Chechitelli, of Turnitin, says it’s a problem for students that Grammarly and other productivity tools now integrate ChatGPT and do far more than just fix the syntax of writing. That’s because she says students may not understand the new features and their implications.
“One day they log in and they have new choices and different choices,” she says. “I do think it’s confusing.”
For the Turnitin leader, the most important message for educators today is transparency in what, if any, help AI provides.
“My advice would be to be thoughtful about the tools that you’re using and make sure you could show teachers the evolution of your assignments or be able to answer questions,” she says.
Bertram Gallant, the national expert on academic integrity, says that professors do need to be aware of the growing number of generative AI tools that students have access to.
“Grammarly is way beyond grammar and spelling check,” she says. “Grammarly is like any other tool — it can be used ethically or it can be used unethically. It’s how they are used or how their uses are obscured.”
Bertram Gallant says that even professors are running into these ethical boundaries in their own writing and publication in academic journals.
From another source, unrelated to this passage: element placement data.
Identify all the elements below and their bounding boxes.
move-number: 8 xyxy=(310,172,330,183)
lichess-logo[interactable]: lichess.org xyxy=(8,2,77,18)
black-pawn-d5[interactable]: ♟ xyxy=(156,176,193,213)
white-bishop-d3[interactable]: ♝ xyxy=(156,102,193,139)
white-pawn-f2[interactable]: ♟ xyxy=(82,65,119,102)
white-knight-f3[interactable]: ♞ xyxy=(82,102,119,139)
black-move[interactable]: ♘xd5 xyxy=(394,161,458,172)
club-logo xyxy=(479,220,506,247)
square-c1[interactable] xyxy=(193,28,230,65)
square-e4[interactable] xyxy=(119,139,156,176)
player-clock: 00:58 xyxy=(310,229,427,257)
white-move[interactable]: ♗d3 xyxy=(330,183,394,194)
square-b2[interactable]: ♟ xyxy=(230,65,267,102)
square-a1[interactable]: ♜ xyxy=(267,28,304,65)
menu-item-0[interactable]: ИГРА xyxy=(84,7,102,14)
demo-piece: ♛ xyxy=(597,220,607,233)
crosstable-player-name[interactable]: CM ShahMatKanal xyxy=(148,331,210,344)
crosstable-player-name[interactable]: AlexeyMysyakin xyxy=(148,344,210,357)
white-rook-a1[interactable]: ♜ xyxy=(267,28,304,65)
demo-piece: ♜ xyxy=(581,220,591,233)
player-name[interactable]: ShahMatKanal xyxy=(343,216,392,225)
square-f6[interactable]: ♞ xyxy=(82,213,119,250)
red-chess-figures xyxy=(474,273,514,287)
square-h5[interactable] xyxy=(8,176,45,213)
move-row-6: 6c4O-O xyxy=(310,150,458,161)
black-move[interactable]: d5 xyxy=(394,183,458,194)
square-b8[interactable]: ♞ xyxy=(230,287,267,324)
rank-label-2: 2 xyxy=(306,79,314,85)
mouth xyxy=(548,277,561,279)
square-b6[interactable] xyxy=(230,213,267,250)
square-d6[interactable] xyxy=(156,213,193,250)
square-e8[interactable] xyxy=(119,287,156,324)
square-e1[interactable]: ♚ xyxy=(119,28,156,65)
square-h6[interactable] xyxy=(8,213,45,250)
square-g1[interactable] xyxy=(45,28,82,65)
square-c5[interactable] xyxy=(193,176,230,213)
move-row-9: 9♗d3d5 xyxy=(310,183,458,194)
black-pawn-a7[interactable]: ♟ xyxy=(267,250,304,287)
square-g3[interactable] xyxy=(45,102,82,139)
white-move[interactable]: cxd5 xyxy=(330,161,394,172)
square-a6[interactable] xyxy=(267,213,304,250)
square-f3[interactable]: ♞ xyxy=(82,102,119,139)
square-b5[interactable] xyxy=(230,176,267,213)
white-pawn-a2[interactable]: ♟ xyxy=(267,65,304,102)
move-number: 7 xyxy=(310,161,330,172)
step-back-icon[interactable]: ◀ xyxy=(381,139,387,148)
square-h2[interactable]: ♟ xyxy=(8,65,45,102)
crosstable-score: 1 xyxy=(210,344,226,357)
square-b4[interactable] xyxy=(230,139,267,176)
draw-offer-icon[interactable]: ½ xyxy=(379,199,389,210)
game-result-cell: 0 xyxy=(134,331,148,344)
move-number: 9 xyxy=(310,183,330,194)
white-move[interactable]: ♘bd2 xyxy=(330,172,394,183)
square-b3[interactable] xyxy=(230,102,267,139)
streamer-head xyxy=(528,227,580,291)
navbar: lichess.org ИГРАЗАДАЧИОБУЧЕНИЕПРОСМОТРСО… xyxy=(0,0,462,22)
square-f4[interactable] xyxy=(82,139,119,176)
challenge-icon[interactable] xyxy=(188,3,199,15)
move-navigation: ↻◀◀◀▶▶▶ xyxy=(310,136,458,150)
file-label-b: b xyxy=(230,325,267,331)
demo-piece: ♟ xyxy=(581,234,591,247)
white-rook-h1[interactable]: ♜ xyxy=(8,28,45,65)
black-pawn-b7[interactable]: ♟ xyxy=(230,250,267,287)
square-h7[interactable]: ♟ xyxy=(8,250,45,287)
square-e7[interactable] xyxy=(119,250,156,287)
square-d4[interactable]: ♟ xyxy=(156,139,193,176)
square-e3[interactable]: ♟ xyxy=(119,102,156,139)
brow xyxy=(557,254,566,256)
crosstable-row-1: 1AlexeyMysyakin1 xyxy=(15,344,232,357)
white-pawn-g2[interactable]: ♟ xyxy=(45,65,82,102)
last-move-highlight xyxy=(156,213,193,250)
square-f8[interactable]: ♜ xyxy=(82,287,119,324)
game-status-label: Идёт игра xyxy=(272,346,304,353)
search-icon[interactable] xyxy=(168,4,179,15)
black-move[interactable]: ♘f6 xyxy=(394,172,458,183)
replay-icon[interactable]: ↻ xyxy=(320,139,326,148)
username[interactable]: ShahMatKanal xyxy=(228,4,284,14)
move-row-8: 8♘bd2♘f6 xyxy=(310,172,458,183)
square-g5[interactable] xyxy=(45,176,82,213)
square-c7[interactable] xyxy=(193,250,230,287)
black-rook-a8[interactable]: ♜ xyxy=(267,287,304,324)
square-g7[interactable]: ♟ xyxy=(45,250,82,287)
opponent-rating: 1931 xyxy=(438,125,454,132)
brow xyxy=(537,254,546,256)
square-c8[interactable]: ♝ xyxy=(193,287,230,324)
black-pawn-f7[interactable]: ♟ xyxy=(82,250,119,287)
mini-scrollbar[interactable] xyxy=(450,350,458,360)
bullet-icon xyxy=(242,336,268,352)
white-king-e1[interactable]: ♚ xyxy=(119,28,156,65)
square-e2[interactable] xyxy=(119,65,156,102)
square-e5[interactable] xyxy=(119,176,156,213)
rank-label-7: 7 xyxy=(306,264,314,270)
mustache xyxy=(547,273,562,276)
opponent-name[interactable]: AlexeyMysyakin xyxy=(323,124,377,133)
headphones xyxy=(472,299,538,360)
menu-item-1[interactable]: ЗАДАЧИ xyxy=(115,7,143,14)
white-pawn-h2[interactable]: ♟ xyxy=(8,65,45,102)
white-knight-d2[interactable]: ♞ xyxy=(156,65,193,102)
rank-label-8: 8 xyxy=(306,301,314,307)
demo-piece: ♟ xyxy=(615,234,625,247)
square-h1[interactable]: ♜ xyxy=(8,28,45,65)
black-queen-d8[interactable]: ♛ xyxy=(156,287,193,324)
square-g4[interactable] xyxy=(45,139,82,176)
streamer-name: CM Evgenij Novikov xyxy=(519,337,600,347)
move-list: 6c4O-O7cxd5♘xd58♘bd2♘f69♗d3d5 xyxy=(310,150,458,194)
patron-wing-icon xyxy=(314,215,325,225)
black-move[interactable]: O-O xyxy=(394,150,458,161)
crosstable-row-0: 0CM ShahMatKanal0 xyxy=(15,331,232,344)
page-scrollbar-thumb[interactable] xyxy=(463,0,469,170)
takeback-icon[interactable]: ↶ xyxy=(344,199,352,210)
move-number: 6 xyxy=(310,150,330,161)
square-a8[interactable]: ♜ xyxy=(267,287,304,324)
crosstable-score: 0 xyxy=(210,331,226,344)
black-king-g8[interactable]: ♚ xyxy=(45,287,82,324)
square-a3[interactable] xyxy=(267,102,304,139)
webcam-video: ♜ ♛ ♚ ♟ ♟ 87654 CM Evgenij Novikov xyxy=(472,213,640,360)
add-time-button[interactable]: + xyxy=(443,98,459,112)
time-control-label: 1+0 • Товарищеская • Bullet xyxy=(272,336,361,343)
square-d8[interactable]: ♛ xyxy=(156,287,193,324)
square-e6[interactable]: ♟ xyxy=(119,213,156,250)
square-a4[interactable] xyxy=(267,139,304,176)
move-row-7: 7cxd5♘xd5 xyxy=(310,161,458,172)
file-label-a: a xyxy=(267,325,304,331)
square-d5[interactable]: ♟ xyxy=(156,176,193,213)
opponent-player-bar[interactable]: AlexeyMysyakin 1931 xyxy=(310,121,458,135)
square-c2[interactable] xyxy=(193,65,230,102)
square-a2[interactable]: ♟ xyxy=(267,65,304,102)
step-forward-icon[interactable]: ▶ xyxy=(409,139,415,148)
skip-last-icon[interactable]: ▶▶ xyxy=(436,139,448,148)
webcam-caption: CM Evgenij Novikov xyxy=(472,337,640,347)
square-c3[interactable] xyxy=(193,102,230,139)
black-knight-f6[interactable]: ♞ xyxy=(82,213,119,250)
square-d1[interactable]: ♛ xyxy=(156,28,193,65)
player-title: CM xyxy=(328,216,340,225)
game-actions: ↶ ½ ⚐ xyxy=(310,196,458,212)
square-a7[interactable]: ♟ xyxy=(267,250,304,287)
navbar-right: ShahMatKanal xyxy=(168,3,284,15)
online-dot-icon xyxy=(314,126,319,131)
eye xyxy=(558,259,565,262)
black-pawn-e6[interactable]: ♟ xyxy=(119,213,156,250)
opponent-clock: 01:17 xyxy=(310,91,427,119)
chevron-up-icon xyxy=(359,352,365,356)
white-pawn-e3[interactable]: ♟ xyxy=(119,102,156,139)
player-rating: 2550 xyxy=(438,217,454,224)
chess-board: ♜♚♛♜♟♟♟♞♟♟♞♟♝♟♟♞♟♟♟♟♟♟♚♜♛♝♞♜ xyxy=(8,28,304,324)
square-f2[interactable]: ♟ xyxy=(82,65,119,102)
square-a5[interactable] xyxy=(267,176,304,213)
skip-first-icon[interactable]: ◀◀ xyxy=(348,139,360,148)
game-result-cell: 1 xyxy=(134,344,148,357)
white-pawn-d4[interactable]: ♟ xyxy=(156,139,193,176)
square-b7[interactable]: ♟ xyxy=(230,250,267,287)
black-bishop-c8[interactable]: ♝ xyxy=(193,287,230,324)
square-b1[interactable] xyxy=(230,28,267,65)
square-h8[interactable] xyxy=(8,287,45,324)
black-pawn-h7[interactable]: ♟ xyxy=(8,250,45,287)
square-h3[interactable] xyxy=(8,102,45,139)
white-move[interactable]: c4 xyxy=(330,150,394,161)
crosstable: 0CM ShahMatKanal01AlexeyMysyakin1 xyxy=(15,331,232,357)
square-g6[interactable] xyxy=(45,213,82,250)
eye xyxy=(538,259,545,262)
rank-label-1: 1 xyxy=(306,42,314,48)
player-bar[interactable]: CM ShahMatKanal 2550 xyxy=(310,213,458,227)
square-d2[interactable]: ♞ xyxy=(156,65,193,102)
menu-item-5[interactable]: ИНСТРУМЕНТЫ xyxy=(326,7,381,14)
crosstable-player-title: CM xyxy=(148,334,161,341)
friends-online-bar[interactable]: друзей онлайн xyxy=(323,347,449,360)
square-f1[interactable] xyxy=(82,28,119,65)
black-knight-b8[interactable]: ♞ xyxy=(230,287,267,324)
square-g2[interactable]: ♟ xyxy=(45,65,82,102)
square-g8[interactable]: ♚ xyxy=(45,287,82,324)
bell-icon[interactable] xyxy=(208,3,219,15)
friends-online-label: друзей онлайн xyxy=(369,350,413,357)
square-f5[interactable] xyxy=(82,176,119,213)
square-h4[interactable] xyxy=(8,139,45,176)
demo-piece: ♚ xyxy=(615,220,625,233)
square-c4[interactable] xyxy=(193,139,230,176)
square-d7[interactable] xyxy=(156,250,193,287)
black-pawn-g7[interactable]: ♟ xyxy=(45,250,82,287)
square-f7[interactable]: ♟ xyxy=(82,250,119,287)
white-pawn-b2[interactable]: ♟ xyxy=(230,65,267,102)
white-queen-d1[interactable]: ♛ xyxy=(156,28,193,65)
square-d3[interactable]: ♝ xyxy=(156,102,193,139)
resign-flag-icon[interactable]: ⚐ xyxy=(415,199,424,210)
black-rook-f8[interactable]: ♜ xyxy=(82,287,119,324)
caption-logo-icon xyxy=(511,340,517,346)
She says she has heard of professors who use ChatGPT in composing journal articles and then “forget to take out part where AI suggested ideas.”
There’s something seductive about the ease of which these new generative AI tools can spit out well-formatted texts, she adds, and that can make people think they are doing work when all they are doing is putting a prompt in a machine.
“There’s this lack of self-regulation — for all humans but particularly for novices and young people — between when it’s assisting me and when it’s doing the work for me,” Bertram Gallant says.